One of the people who championed the change is Dr Penny Burns, Deputy Chair of the RACGP Specific Interests Disaster Management network.

“After a couple of bushfires, GPs have described how their waiting rooms were full, and they arrived early to work to find people waiting at the front door to get in,” she recalls.

“The waiting room fills up with people who are distressed, disoriented and crying, they’ve lost family members, they don’t know where people are, they can’t contact people, their world has changed, and it’s black outside or it smells of smoke.”

Dr Burns has seen general practitioners still picking up the pieces for their patients years after disasters like the Victorian bushfires and Christchurch earthquakes struck.

But what is missing is their involvement in the official emergency response when chaos is unfolding.

Dr Burns is working to change that.

She wants to see doctors included in plans in a similar way to paramedics, who during a response have a clear chain of command, are linked in with emergency services, have access to equipment and are supported when they withdraw.

“They’re also part of the bigger discussion after the event to see what the lessons learnt are,” Dr Burns says.
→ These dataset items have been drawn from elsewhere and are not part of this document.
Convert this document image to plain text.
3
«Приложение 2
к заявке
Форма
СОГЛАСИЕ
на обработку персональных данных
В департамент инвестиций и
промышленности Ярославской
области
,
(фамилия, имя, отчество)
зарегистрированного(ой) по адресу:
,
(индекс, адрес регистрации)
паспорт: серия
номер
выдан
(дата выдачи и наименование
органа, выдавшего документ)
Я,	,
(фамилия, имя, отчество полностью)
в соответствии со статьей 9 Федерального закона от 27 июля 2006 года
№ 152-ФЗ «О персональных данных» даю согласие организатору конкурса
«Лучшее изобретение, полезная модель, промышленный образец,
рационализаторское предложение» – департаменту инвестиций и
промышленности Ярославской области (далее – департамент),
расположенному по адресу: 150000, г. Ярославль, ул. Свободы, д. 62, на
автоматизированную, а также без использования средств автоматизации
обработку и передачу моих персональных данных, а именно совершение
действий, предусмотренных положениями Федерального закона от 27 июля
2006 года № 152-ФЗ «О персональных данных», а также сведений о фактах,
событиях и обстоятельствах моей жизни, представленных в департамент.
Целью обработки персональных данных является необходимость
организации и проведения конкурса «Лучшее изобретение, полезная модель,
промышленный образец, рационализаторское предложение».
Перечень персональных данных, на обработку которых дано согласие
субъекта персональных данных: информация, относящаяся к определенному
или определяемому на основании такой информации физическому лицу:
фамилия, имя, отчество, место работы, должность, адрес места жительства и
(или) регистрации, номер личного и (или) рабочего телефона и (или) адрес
It’s a different scenario for GPs, who in some regions have gone to evacuation centres and been isolated from the more significant emergency response.

Bushfires preparedness among primary health carers is also patchy from town to town; however, Dr Burns says the model rolled out in the Blue Mountains is being replicated elsewhere.

“We’ve still got a long way to go, and there are a lot of committees meeting at the moment to work out how we can better link GPs in, but their value is being seen.”